JMP School on Statistics

Leuven, 17-21 September 2018

September 17: Data Visualization and Descriptive Statistics (by Peter Goos)

September 18 & 19: Statistical Inference: Confidence Intervals, Tests and Regression (by David Meintrup)

September 20: Logistic Regression and Other Generalized Linear Models (by Peter Goos)

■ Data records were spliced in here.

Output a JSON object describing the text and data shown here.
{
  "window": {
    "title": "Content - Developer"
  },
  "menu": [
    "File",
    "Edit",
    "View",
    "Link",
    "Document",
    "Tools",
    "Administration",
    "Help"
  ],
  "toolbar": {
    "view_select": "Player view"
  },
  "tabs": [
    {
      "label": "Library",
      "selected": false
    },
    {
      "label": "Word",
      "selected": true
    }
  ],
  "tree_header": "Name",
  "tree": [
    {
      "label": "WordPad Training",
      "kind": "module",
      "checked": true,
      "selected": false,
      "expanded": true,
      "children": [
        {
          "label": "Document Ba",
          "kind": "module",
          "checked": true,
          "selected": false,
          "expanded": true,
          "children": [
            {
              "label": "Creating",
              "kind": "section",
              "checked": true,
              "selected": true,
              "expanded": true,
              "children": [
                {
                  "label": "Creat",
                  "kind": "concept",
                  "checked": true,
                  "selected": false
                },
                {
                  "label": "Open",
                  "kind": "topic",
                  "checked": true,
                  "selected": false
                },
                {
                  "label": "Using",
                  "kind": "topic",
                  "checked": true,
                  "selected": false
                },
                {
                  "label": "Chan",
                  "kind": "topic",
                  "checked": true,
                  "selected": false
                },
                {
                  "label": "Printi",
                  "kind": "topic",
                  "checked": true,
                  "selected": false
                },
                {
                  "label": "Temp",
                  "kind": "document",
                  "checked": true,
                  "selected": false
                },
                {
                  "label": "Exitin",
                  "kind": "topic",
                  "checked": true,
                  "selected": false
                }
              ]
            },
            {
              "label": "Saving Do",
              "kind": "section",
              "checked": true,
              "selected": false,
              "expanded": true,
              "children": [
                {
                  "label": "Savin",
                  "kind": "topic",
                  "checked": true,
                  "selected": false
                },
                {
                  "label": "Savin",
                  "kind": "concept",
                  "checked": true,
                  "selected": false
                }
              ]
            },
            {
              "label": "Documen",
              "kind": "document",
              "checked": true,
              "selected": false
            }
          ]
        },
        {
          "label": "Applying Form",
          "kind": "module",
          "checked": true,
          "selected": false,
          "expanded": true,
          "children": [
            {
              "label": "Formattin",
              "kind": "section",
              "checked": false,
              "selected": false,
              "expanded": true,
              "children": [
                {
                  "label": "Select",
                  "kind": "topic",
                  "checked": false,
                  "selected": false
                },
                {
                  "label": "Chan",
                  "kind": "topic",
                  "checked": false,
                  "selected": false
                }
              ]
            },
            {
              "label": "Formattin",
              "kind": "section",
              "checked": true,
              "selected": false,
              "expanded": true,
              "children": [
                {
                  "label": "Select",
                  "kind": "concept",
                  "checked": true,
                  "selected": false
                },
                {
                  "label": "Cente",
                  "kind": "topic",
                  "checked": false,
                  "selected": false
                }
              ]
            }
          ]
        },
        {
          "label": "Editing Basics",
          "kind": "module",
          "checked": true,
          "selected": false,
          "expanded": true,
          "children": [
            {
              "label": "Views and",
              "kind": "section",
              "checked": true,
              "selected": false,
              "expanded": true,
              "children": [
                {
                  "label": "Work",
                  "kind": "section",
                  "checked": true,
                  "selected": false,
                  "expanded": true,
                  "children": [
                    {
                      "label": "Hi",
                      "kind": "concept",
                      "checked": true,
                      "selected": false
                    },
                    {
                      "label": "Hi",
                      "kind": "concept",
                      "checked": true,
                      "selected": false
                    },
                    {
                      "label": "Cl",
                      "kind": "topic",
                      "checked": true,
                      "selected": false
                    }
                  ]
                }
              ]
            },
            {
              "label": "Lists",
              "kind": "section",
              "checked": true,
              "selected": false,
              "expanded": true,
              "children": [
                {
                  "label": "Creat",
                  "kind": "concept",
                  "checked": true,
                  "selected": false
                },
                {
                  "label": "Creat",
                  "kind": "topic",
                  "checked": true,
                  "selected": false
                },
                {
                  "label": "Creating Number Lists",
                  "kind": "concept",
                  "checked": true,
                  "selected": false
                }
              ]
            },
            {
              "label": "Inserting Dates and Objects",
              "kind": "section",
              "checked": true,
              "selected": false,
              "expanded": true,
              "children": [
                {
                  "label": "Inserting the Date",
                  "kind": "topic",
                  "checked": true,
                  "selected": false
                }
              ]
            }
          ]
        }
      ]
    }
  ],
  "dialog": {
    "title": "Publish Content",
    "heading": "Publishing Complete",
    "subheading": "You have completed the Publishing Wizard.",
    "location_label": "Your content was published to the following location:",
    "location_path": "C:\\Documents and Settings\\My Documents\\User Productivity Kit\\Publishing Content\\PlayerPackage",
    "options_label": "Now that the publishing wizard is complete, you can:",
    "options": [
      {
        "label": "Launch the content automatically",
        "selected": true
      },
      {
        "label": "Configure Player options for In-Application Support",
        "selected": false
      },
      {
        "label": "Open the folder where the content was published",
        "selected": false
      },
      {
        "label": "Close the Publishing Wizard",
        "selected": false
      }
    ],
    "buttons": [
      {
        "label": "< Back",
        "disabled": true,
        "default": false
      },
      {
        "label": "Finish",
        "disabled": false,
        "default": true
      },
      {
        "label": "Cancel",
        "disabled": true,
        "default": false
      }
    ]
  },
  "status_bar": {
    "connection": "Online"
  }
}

September 21: Multivariate Statistics (by Bart De Ketelaere)

The aim of this school on statistics is to provide a thorough training in statistics using the user-friendly JMP software, starting with data visualization and ending with multivariate statistics.

We believe that statistics training should be hands-on from start to finish, and that the explanation of theoretical concepts, demonstrations and hands-on exercises should be intertwined throughout. As we believe that the JMP software is the ideal software for exploring data, visualizing it and analyzing it statistically, we will use that software for the entire summer school. With JMP’s interactive capabilities, learning and using statistics becomes fun for applied researchers and statisticians alike. Moreover, JMP is available freely or inexpensively for academic researchers. It is also inexpensive for companies. A free student license is included in various textbooks on statistics (for instance, in the books by Peter Goos and David Meintrup on Graphs, Descriptive Statistics and Probability and on Hypothesis Testing, ANOVA and Regression).

Prior experience with JMP is not required to attend to course.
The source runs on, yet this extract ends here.